Quem passar neste final de semana pelo DC Shopping, no bairro Navegantes, vai descobrir que o plastimodelismo é muito mais do que montar aviõezinhos. Especialmente se puxar papo com algum dos 24 jovens senhores com os dizeres Xtreme Modelling Latin America em verde-limão nas camisetas pretas. Será o quinto evento organizado pela União dos Plastimodelistas de Porto Alegre (UPPA), e o primeiro com convidados internacionais.
Em exposição, estarão obras visualmente impressionantes por si só, mas que ficam ainda mais bacanas descritas pelos seus criadores. Joca, por exemplo, tornou-se especialista em reproduzir, mais do que veículos, cenas completas de guerra. Como descreve:
– Esta aqui se passa em um vilarejo da Hungria, na Segunda Guerra Mundial, no inverno. Comprei esse schwimmwagen (veículo anfíbio alemão), mas o motorista estava em uniforme de verão, então troquei por esses dois soldados. Esse outro soldado de casacão e fuzil não existia, então montei com pedaços de outros. É o que no modelismo chamamos de Frankenstein.

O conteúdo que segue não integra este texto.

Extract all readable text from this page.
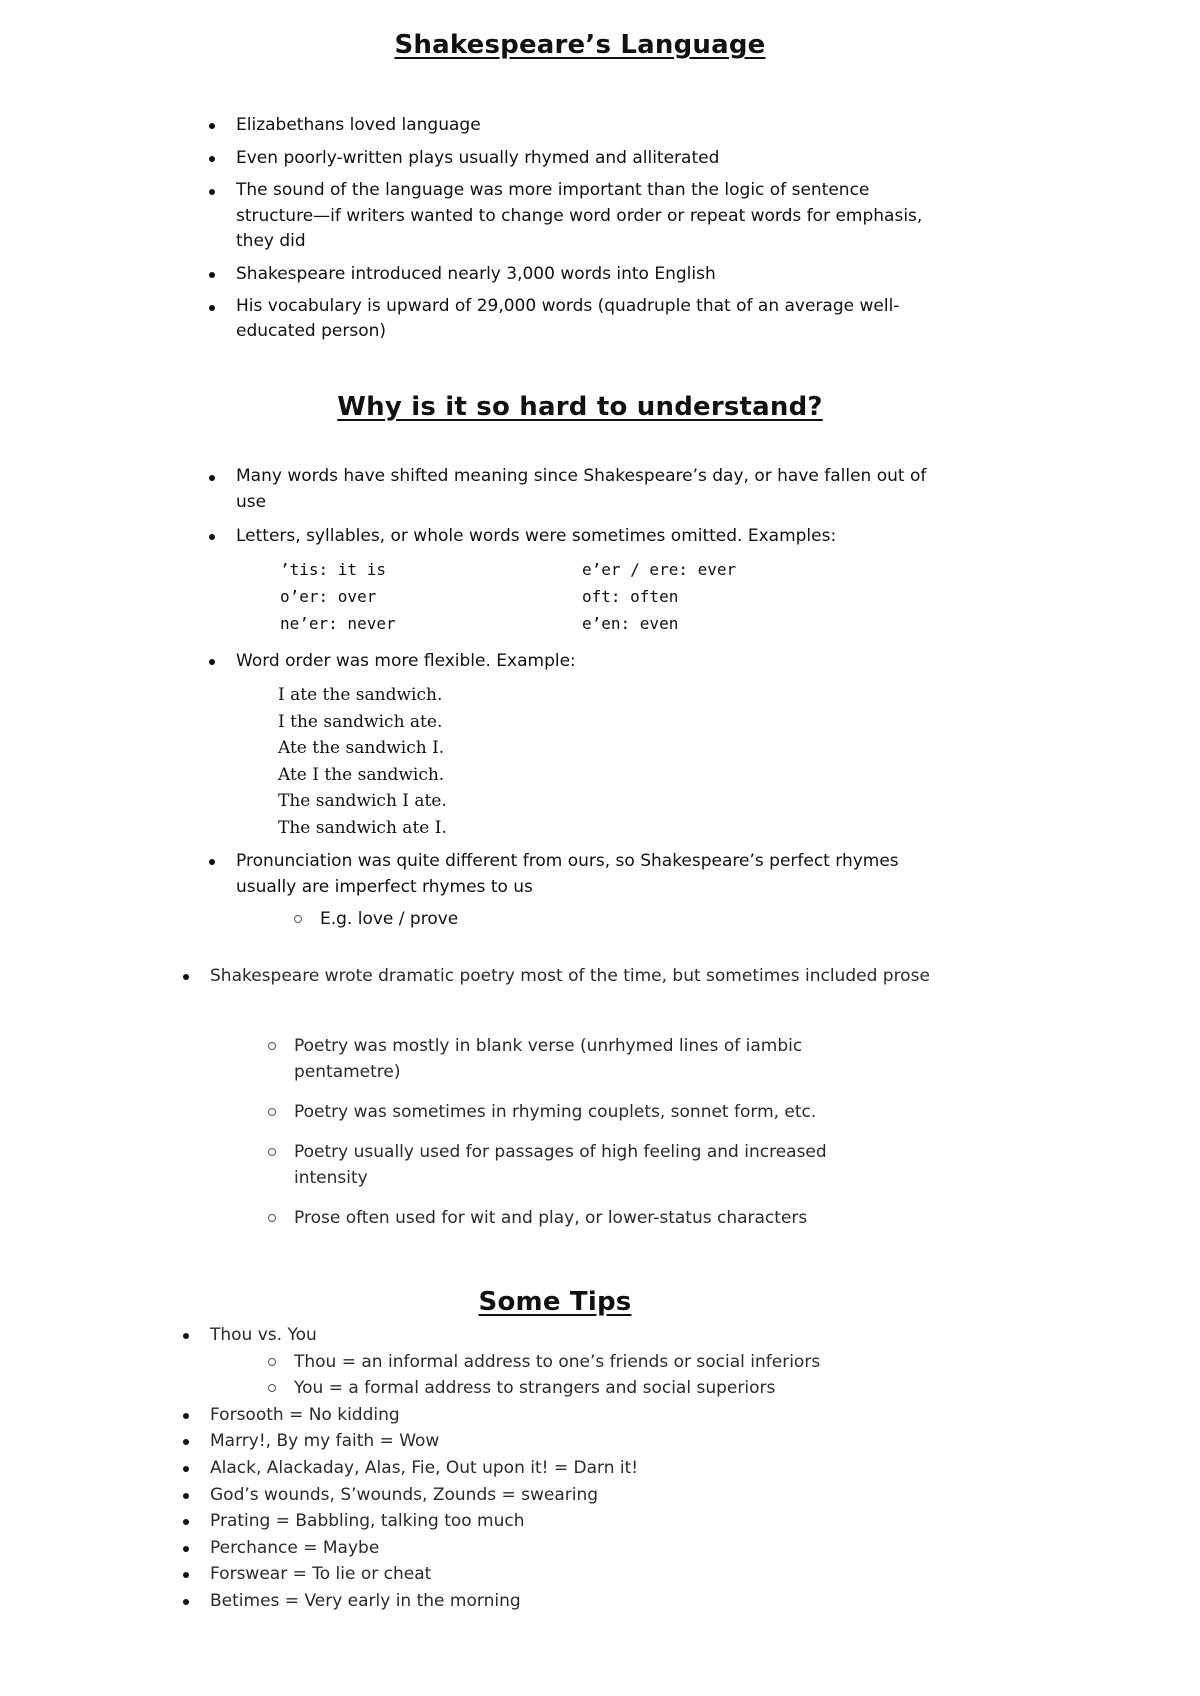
Shakespeare’s Language
Elizabethans loved language
Even poorly-written plays usually rhymed and alliterated
The sound of the language was more important than the logic of sentence structure—if writers wanted to change word order or repeat words for emphasis, they did
Shakespeare introduced nearly 3,000 words into English
His vocabulary is upward of 29,000 words (quadruple that of an average well-educated person)
Why is it so hard to understand?
Many words have shifted meaning since Shakespeare’s day, or have fallen out of use
Letters, syllables, or whole words were sometimes omitted. Examples:
’tis: it is	e’er / ere: ever
o’er: over	oft: often
ne’er: never	e’en: even
Word order was more flexible. Example:
I ate the sandwich.
I the sandwich ate.
Ate the sandwich I.
Ate I the sandwich.
The sandwich I ate.
The sandwich ate I.
Pronunciation was quite different from ours, so Shakespeare’s perfect rhymes usually are imperfect rhymes to us
E.g. love / prove
Shakespeare wrote dramatic poetry most of the time, but sometimes included prose
Poetry was mostly in blank verse (unrhymed lines of iambic pentametre)
Poetry was sometimes in rhyming couplets, sonnet form, etc.
Poetry usually used for passages of high feeling and increased intensity
Prose often used for wit and play, or lower-status characters
Some Tips
Thou vs. You
Thou = an informal address to one’s friends or social inferiors
You = a formal address to strangers and social superiors
Forsooth = No kidding
Marry!, By my faith = Wow
Alack, Alackaday, Alas, Fie, Out upon it! = Darn it!
God’s wounds, S’wounds, Zounds = swearing
Prating = Babbling, talking too much
Perchance = Maybe
Forswear = To lie or cheat
Betimes = Very early in the morning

Originalmente, tudo é plástico desmontado de uma cor neutra. Cada peça é montada, colada e pintada até o branco dos olhos dos soldadinhos. O preciosismo na reprodução se compara com a criatividade nas improvisações. O casebre de pedras húngaro, por exemplo, é feito do isopor que servia de base para uma pizza congelada. O barro é uma mistura de tintas de artesanato com verniz.
O que muda de um modelista para outro, sobretudo, é a especialidade e a escala. Enquanto para observar todas as habilidades de Joca é preciso de uma lente de aumento, Francisco Paquilin se dedica a veículos e soldados na escala de 1:6 (cada centímetro replicado é seis vezes menor do que o tamanho real). Os personagens são figuras do tamanho dos bonecos Ken, o namorado da Barbie, só que nazistas.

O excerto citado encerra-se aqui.